MYTHS ABOUT WOUND IRRIGATION & HOW TO IMPROVE YOUR PRACTICE
PATRICK O’MALLEY, MD
Irrigation of wounds is probably the most important thing we can do to prevent infection, so we must have a good understanding of this often overlooked and underappreciated component of laceration management. There are three components to consider – water type, volume, and pressure. Let’s look at all these components and some associated misbeliefs.
“The solution to pollution is dilution!” Water is the key here-and lots of it! Interestingly, the type of water is less important than one may think. It is perfectly fine to use sterile water or saline, but you don’t HAVE to. Potable water, yes; water from the tap is just as safe and effective in reducing the risk of infection in a laceration repair. Numerous studies have shown us that we can safely use tap water for wound irrigation. (1,2,3) As an added benefit, this may lead to a small cost savings. A liter of saline may be several dollars per bottle.
Next is the VOLUME of water needed for irrigation. Many sources recommend using 50-100ml of water per centimeter of laceration. (4) A 5 cm laceration therefore should be irrigated with 250-500 ml of water! Using a syringe and splash guard is the most common method to achieve this. If the location of the wound is amenable, you can also place the laceration directly under the tap and let the water run over it for a few minutes. Probably not feasible for grandma’s scalp laceration, but a large number of lacerations can be irrigated this way. This allows for a copious amount of water to come into contact with the wound, remove gross contamination, and bacteria. This will greatly exceed the 50-100 ml/cm guideline and reduce the risk of infection even further.

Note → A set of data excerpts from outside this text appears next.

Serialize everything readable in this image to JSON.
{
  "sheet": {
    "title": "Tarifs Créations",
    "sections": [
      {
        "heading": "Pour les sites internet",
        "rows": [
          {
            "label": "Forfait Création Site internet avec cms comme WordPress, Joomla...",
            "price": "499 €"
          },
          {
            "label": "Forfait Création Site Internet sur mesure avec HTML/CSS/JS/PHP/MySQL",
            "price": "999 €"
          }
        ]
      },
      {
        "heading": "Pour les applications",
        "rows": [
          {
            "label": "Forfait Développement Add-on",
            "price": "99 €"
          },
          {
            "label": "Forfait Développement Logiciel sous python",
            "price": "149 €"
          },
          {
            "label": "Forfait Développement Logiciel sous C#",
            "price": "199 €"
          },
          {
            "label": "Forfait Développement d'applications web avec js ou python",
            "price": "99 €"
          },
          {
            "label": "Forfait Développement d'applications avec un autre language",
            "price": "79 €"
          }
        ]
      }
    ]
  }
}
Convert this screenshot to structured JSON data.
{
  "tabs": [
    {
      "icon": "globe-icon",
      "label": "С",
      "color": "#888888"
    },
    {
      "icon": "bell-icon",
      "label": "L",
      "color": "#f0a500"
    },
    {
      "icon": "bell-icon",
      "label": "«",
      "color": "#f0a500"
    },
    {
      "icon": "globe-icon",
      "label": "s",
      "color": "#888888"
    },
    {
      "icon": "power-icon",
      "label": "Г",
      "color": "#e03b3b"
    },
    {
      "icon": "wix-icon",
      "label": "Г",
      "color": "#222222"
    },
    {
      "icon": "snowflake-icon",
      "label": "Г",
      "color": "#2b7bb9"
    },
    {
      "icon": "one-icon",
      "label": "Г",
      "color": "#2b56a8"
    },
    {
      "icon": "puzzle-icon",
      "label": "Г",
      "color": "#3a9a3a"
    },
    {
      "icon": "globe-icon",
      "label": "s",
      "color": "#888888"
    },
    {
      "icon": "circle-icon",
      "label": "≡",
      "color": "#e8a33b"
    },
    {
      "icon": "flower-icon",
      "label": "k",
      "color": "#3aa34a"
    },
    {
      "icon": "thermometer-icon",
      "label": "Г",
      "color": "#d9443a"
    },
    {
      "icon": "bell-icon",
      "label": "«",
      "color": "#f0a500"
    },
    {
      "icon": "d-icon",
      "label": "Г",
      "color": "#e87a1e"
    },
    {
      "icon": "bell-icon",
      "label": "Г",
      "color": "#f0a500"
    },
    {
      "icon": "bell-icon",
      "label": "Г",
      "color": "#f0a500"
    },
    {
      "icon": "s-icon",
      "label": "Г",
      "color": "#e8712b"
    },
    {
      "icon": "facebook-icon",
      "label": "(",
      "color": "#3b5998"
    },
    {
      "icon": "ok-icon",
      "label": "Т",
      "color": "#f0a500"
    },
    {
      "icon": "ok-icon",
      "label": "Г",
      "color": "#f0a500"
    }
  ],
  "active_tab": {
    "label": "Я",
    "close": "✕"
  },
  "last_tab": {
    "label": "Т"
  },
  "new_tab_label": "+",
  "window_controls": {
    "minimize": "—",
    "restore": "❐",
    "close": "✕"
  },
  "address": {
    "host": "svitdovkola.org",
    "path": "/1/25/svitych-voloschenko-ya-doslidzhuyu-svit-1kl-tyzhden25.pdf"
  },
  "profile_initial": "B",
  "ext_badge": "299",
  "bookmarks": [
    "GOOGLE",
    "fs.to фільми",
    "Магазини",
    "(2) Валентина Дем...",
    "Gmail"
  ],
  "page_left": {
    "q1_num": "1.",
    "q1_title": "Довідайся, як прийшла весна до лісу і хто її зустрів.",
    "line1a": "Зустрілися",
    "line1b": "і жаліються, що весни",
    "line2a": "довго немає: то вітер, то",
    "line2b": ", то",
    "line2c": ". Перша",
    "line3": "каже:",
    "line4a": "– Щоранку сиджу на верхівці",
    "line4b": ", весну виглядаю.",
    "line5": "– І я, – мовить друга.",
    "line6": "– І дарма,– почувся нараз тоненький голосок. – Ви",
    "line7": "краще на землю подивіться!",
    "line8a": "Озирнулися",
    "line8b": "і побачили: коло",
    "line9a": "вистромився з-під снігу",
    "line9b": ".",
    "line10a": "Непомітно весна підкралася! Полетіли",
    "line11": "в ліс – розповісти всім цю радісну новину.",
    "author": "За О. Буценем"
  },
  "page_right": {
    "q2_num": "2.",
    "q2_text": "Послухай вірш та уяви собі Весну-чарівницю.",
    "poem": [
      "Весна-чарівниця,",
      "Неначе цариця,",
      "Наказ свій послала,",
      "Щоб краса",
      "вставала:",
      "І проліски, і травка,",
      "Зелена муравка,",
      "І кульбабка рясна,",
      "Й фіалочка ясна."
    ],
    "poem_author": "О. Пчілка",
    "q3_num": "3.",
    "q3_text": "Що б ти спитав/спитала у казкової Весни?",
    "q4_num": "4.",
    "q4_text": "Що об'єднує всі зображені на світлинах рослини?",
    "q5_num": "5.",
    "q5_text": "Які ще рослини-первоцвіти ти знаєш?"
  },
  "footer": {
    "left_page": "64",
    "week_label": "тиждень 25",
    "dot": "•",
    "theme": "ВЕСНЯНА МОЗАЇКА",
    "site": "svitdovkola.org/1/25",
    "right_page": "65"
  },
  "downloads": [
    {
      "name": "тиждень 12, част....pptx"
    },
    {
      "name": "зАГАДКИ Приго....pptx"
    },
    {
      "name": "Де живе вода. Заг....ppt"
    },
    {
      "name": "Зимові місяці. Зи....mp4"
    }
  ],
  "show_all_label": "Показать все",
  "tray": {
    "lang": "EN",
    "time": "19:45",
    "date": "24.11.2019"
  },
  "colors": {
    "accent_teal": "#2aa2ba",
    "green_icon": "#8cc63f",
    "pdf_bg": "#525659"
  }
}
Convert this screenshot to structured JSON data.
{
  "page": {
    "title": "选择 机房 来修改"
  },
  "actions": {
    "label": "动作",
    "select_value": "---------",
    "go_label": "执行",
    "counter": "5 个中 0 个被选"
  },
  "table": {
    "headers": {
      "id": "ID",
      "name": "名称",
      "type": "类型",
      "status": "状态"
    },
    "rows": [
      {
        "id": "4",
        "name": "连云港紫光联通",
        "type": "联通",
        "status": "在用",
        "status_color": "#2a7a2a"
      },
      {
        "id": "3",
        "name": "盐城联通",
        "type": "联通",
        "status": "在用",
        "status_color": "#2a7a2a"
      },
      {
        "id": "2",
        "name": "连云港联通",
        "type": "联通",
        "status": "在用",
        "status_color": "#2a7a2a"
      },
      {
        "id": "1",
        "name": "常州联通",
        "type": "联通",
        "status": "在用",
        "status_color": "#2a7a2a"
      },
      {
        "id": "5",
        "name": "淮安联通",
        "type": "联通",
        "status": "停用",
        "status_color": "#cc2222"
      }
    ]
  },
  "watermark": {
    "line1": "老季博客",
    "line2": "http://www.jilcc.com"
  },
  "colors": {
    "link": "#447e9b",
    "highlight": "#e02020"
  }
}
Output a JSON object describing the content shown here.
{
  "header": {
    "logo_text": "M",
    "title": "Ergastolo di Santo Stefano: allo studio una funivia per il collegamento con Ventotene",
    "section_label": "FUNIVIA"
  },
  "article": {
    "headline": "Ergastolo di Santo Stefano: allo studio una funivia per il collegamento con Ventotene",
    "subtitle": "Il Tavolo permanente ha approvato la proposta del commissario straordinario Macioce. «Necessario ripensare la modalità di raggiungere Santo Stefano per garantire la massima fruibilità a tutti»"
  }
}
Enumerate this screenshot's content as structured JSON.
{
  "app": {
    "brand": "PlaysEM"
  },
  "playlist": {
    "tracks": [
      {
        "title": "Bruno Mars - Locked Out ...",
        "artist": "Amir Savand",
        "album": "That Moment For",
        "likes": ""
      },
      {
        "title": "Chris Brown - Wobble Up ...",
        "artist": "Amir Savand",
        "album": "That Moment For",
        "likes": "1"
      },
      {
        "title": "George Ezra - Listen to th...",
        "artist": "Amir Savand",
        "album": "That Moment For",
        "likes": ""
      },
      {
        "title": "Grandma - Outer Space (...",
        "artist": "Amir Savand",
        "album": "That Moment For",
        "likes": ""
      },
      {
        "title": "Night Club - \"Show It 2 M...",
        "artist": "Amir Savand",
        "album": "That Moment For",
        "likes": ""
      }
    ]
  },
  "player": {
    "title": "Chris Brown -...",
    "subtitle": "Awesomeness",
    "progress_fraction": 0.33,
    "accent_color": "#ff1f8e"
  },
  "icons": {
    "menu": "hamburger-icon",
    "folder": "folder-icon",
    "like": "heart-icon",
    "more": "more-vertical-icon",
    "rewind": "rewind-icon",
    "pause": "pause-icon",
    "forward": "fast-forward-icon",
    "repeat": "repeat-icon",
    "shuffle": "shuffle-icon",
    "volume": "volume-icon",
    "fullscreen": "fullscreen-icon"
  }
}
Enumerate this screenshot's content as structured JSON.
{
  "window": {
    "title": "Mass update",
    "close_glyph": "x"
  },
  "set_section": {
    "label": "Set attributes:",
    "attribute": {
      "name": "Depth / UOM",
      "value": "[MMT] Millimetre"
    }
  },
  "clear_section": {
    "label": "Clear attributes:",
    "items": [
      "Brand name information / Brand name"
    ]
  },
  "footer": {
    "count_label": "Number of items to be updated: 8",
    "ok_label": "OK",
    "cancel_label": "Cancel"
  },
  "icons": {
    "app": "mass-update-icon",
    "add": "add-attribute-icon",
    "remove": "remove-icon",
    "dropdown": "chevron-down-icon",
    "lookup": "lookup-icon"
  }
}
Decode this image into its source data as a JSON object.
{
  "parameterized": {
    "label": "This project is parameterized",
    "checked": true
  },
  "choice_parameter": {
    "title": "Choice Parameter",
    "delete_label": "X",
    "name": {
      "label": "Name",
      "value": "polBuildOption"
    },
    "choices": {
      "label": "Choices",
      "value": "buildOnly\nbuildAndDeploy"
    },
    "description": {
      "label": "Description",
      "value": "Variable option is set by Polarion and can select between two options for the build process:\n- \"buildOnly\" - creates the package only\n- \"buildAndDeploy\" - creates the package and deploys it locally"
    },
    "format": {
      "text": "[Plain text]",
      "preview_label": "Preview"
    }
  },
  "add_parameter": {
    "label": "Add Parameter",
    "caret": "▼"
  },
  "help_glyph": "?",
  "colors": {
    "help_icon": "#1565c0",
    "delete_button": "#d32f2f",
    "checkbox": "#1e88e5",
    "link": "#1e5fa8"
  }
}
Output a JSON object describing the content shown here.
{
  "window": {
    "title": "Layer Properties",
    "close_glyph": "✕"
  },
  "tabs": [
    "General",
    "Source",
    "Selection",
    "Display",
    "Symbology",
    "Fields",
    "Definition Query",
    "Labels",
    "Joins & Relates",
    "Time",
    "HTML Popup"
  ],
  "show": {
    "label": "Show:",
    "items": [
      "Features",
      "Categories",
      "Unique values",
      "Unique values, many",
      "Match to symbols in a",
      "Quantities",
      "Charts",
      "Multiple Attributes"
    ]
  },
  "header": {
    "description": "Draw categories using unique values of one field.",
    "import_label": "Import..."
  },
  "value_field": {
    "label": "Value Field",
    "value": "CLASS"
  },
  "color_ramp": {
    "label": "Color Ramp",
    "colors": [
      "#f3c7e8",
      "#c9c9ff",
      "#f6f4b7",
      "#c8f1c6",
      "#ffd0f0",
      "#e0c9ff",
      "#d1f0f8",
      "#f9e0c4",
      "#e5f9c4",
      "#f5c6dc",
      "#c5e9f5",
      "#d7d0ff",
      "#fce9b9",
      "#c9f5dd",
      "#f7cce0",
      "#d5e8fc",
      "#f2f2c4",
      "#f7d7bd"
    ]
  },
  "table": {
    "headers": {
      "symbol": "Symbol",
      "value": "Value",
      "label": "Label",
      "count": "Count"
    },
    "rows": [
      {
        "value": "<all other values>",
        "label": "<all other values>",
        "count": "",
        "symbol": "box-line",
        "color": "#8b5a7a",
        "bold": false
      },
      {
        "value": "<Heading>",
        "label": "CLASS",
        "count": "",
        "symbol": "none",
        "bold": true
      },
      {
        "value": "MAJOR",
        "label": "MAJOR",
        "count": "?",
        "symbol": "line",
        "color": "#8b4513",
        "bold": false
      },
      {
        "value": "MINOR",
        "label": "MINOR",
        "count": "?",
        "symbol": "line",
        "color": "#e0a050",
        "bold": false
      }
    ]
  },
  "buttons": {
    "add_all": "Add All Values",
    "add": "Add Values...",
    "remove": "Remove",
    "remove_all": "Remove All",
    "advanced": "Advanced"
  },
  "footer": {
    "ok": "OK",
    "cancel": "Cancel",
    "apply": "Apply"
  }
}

Lastly is pressure. Sources as far back as the 1970’s recommend anywhere from 8-15 psi at the wound surface to properly irrigate a traumatic skin injury. (4) The goal here is to overcome the adhesive forces of bacteria and biofilm formation that accumulates shortly after a wound occurs. These studies used a 19-gauge needle and 35 cc syringe, both products I have never seen before. It is accepted that moderate pressure onto the plunger of a 20 cc syringe, combined with a splash guard, is enough to generate pressure within the 12-15 psi range. Even though every sink tap is different, it is accepted that the pressure generated by a common tap in a hospital or clinic room is enough to achieve this goal. What is NOT acceptable is using a bulb syringe or a plain syringe without a splash guard or punching holes in the cap of a saline bottle and squeezing it. These do NOT generate enough pressure and are practices that should be abandoned.
Paying closer attention to these elements of wound irrigation will give your patients a better chance at healing better without infection!